Con una ola de calor que eleva las temperaturas en los Países Bajos, el instituto de salud pública de Ámsterdam instó a la gente a mantener la luz solar directa fuera de sus ventanas, como informó The Guardian.
El gobierno también puso en marcha su plan nacional contra las olas de calor, con especial atención a los adultos mayores y otras personas vulnerables.
Según Eline Coolen, coordinadora de calefacción del instituto de salud pública de Ámsterdam, una de las razones por las que las casas de la ciudad están tan expuestas al calor es que «en las casas holandesas, pero también en muchas casas del norte de Europa, hay ventanas muy grandes».
Y añadió: «Siempre hemos construido para el invierno, cuando quieres la mayor cantidad de sol y calidez posible en tu casa».
Estos diseños de ventanas grandes pueden representar un riesgo en los hogares a medida que los veranos continúan volviéndose más calurosos, aumentando incluso el riesgo de muerte.
Más allá de las casas, los investigadores están probando otras formas creativas de refrescar las calles y los espacios públicos y al mismo tiempo hacer que el área luzca estéticamente atractiva, incluidos árboles falsos, pérgolas, vegetación e incluso «arte de sombras» para proteger a los peatones del sol directo.
¿Por qué importa?
Al bloquear la luz solar antes de que caliente el vidrio, las cortinas exteriores pueden ayudar a reducir la cantidad de calor que ingresa a una casa.
Eso puede hacer que los espacios interiores sean más tolerables durante una ola de calor y también puede reducir las facturas de electricidad al reducir la dependencia de ventiladores o aire acondicionado.
Bert Blocken, profesor de ingeniería mecánica en la Universidad Heriot-Watt, dijo a The Guardian que la ciencia detrás de esto es simple.
«Una gran cantidad de investigaciones demostraron que la mejor manera de mantener fresco un edificio era simplemente protegerlo del sol», dijo, y agregó: «Necesitamos mantener nuestros edificios frescos, idealmente sin dispositivos de enfriamiento activos».
Una encuesta de Vereniging Eigen Huis encontró que el 23% de los encuestados dijeron que sus hogares se calentaron demasiado durante una ola de calor, a pesar de que la mayoría ya había intentado enfriarlos.
El calor también puede tener consecuencias económicas porque las personas no serán tan productivas en el trabajo después de una noche inquieta e incómoda. Sandra Phlippen, que dirige la estrategia climática en ABN Amro, dijo: «Una noche de pérdida de sueño [costs] cerca de 200€ [£173]».
¿Qué se está haciendo?
La respuesta debe darse en varios niveles, desde los hábitos personales hasta el diseño de edificios y una planificación urbana más amplia. Werner Hagens, que coordina el plan holandés contra las olas de calor, dijo a The Guardian que investigaciones más recientes sugieren que simples campañas de concientización parecen reducir las muertes durante las olas de calor.
El primer paso más económico es la protección exterior: cortinas, sábanas, persianas o toldos que bloqueen el sol antes de que llegue a la ventana. Las mejoras más permanentes, como pantallas exteriores, techos reflectantes, árboles y fachadas verdes, pueden ayudar aún más con el tiempo.
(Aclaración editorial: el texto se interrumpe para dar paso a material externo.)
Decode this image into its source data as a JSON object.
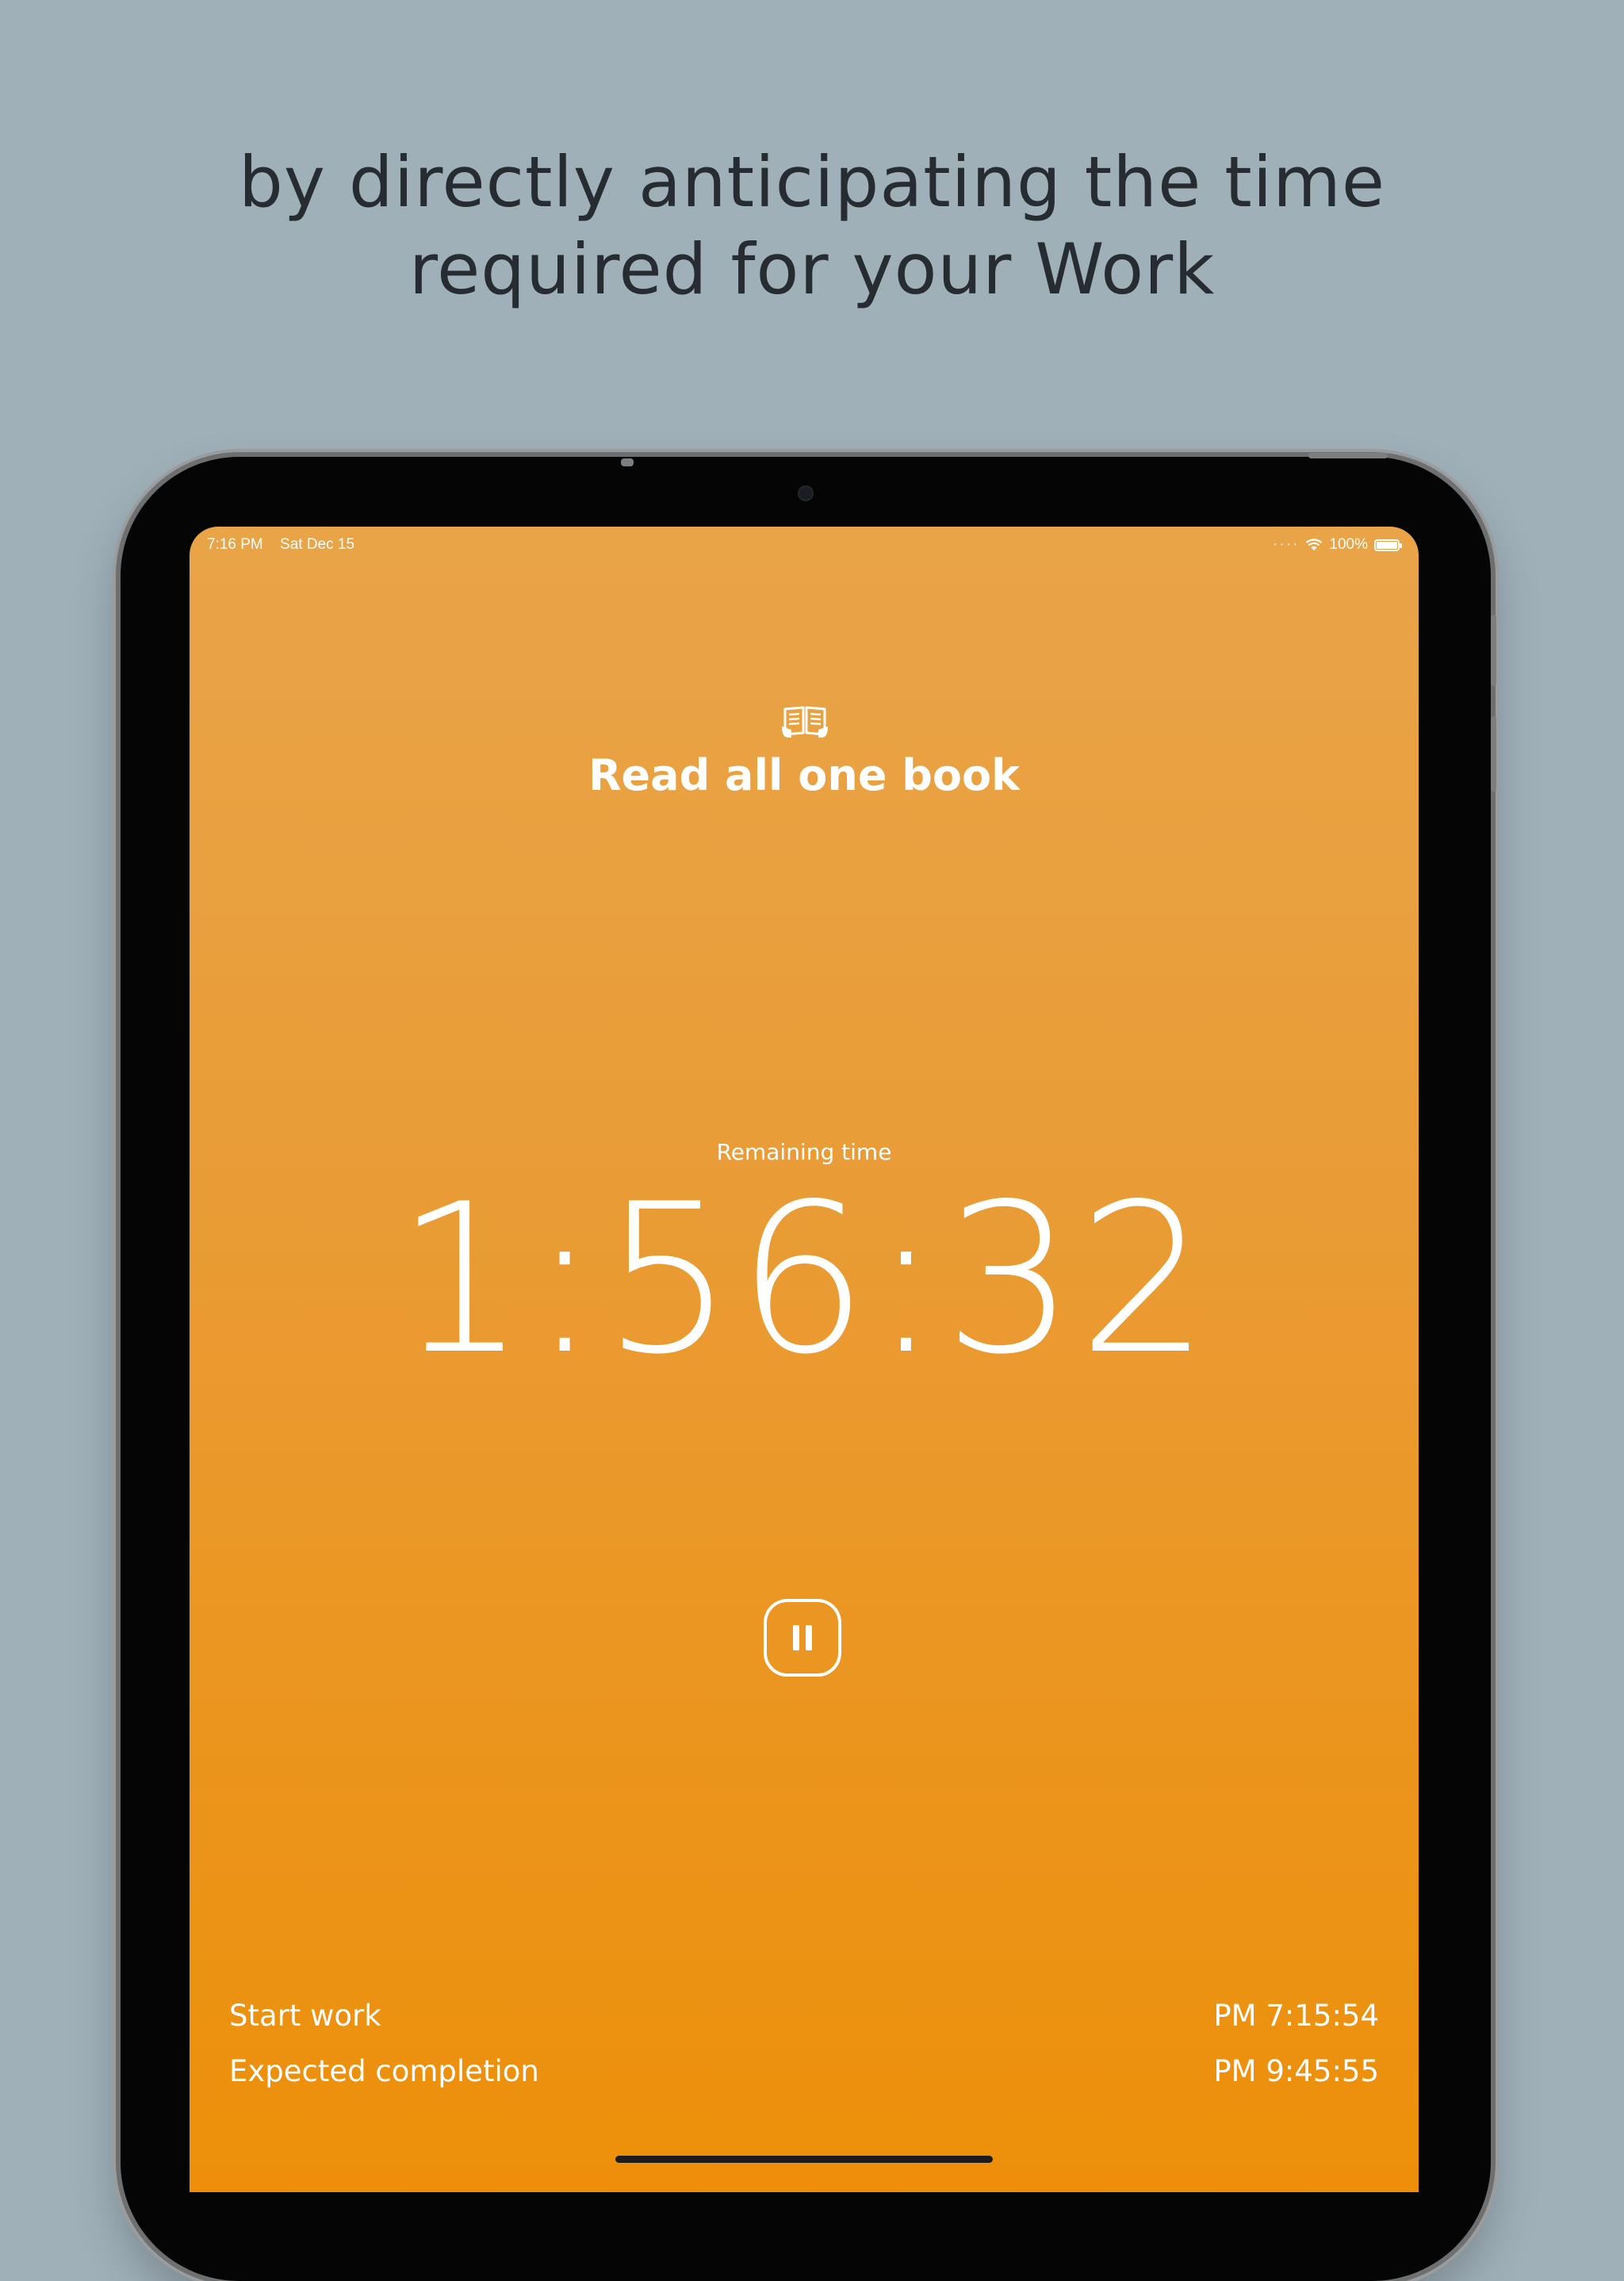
{
  "headline": {
    "line1": "by directly anticipating the time",
    "line2": "required for your Work"
  },
  "status_bar": {
    "time": "7:16 PM",
    "date": "Sat Dec 15",
    "battery": "100%",
    "icons": [
      "signal-dots-icon",
      "wifi-icon",
      "battery-icon"
    ]
  },
  "task": {
    "icon": "open-book-icon",
    "title": "Read all one book"
  },
  "timer": {
    "label": "Remaining time",
    "value": "1:56:32"
  },
  "controls": {
    "pause_icon": "pause-icon"
  },
  "schedule": {
    "start_label": "Start work",
    "start_value": "PM 7:15:54",
    "end_label": "Expected completion",
    "end_value": "PM 9:45:55"
  },
  "colors": {
    "background": "#9fb0b9",
    "headline_text": "#262c31",
    "screen_top": "#e9a448",
    "screen_bottom": "#ed8f09",
    "foreground": "#ffffff"
  }
}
«Pero sólo en Ámsterdam mueren cada año 110 personas a causa del calor», advirtió Coolen. «Si no se toman medidas serias, esa cifra podría llegar a 600 en el futuro».
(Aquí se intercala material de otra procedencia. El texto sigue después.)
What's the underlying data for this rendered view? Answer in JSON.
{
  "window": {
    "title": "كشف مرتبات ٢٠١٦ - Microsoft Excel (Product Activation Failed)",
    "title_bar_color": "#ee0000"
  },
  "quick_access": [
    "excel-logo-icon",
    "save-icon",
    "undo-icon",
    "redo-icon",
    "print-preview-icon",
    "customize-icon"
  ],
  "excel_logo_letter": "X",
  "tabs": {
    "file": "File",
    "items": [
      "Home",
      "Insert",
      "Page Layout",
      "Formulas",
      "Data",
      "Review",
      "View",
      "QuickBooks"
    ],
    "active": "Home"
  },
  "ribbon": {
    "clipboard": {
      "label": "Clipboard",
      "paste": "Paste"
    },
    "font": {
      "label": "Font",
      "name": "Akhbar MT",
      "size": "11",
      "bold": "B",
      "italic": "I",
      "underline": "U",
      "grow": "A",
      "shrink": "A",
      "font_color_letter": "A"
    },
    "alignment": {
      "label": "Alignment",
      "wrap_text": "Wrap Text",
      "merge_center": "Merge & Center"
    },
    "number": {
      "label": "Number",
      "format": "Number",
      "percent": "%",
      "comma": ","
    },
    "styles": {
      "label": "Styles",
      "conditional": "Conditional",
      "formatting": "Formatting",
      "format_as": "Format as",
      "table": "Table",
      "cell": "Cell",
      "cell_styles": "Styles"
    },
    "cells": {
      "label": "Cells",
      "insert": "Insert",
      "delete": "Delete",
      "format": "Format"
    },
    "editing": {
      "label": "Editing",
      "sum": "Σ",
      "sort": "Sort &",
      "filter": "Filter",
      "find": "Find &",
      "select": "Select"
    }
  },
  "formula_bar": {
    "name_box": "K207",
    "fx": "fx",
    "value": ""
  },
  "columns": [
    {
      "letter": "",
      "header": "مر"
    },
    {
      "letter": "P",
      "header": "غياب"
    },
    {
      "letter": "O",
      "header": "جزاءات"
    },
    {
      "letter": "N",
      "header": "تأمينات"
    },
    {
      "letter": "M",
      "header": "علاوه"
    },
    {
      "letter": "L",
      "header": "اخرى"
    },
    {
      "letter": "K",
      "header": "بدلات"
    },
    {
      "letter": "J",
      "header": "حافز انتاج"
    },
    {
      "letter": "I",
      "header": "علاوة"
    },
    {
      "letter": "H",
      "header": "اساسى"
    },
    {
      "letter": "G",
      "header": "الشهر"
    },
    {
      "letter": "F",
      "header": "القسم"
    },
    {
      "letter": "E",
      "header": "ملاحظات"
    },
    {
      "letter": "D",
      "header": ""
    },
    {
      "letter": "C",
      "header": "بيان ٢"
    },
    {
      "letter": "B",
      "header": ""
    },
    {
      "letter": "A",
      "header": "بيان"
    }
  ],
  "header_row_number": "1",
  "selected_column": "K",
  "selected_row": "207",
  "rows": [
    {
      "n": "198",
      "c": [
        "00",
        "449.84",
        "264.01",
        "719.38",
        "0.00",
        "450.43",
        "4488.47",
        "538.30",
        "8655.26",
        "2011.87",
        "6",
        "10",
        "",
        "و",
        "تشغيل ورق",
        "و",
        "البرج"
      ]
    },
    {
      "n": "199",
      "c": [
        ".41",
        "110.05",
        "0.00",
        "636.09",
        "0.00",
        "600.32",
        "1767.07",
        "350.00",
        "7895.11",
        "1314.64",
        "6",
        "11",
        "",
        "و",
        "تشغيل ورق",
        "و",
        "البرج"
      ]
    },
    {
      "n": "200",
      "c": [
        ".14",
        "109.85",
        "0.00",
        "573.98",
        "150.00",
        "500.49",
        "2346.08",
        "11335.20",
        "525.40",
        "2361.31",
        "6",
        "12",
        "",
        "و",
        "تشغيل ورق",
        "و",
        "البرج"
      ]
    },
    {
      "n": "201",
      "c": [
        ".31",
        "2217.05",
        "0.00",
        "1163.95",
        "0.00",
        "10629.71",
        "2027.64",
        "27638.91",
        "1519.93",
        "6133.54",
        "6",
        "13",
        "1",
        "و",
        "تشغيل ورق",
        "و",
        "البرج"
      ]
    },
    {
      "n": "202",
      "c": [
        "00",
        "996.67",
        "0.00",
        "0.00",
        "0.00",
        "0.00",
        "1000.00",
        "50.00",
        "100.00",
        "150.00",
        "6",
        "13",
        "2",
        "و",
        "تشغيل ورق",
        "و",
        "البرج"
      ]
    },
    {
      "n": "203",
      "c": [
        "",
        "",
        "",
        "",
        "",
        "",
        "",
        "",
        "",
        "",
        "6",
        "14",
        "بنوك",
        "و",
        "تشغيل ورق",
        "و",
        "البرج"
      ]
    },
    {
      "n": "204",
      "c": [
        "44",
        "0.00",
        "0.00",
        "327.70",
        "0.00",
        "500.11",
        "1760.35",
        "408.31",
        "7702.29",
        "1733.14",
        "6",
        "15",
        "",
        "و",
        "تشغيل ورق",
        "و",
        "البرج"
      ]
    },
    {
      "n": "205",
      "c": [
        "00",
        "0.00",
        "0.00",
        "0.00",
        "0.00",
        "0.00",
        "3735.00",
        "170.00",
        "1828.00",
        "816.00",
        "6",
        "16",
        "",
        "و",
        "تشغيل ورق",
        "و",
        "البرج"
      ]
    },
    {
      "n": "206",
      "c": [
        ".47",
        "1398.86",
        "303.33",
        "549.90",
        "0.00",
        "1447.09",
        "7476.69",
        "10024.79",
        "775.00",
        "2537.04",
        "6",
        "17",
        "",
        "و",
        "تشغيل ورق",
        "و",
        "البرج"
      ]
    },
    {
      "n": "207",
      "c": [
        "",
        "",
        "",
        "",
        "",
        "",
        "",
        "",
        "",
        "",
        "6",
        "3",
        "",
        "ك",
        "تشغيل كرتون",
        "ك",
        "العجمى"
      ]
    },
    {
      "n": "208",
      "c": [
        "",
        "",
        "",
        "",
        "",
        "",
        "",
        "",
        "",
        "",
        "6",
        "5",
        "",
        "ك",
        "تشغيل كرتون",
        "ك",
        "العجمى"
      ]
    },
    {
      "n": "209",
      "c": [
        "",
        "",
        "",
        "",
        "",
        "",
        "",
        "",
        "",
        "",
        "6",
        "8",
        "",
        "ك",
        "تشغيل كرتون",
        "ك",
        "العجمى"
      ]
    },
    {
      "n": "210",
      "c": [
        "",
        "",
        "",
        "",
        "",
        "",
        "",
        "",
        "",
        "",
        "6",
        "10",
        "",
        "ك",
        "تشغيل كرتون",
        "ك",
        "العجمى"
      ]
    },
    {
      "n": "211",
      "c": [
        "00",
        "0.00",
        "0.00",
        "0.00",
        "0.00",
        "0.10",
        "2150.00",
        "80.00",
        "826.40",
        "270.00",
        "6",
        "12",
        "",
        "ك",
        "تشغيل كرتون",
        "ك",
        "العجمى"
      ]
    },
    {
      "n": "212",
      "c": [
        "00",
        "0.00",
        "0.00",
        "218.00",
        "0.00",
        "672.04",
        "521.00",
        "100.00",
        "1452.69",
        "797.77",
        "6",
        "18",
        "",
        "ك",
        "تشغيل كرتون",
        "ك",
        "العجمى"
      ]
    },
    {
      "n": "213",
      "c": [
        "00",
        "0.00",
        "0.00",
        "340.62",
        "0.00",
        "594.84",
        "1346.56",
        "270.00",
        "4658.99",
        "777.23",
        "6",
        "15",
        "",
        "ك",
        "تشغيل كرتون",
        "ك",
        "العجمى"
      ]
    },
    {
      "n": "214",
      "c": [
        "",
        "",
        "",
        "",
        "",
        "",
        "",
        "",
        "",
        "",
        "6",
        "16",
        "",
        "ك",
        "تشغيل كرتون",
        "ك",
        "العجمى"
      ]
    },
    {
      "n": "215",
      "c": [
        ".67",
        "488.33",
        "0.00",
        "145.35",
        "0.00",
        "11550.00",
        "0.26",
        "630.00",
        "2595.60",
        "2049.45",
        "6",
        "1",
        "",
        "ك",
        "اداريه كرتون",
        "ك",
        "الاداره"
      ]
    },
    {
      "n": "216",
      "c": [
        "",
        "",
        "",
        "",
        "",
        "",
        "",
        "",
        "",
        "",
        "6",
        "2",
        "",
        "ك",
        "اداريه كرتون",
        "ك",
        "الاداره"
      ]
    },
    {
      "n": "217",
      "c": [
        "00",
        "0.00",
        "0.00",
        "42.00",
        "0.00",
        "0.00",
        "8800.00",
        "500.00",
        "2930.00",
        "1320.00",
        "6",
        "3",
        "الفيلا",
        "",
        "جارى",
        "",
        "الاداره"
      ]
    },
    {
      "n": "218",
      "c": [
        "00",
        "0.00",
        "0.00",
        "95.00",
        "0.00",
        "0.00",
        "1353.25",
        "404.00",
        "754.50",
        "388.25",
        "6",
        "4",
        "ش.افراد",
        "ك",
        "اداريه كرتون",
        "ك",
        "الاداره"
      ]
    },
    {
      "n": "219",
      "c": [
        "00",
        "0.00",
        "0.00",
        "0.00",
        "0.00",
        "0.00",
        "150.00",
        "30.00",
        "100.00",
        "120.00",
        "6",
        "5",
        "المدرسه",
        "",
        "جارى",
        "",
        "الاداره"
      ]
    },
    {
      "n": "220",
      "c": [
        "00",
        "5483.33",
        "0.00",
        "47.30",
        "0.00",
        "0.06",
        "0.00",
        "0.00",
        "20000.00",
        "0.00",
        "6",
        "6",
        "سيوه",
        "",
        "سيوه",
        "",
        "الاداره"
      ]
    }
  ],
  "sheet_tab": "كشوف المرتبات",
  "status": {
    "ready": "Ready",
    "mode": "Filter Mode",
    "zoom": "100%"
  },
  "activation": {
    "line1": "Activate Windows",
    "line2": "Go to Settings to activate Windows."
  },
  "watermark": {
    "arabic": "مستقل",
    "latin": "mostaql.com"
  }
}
Jeroen Kluck, que estudia ciudades resistentes al clima en la Universidad de Ciencias Aplicadas de Ámsterdam, dijo a la publicación: «Si creas sombra, con un lugar agradable para sentarse debajo y plantas que puedan sobrevivir un poco de sequía, todo ayuda».
Los planificadores urbanos deberían considerar cada vez más la sombra, la vegetación y el diseño consciente del calor como herramientas esenciales para proteger la salud de los ciudadanos durante veranos cada vez más calurosos.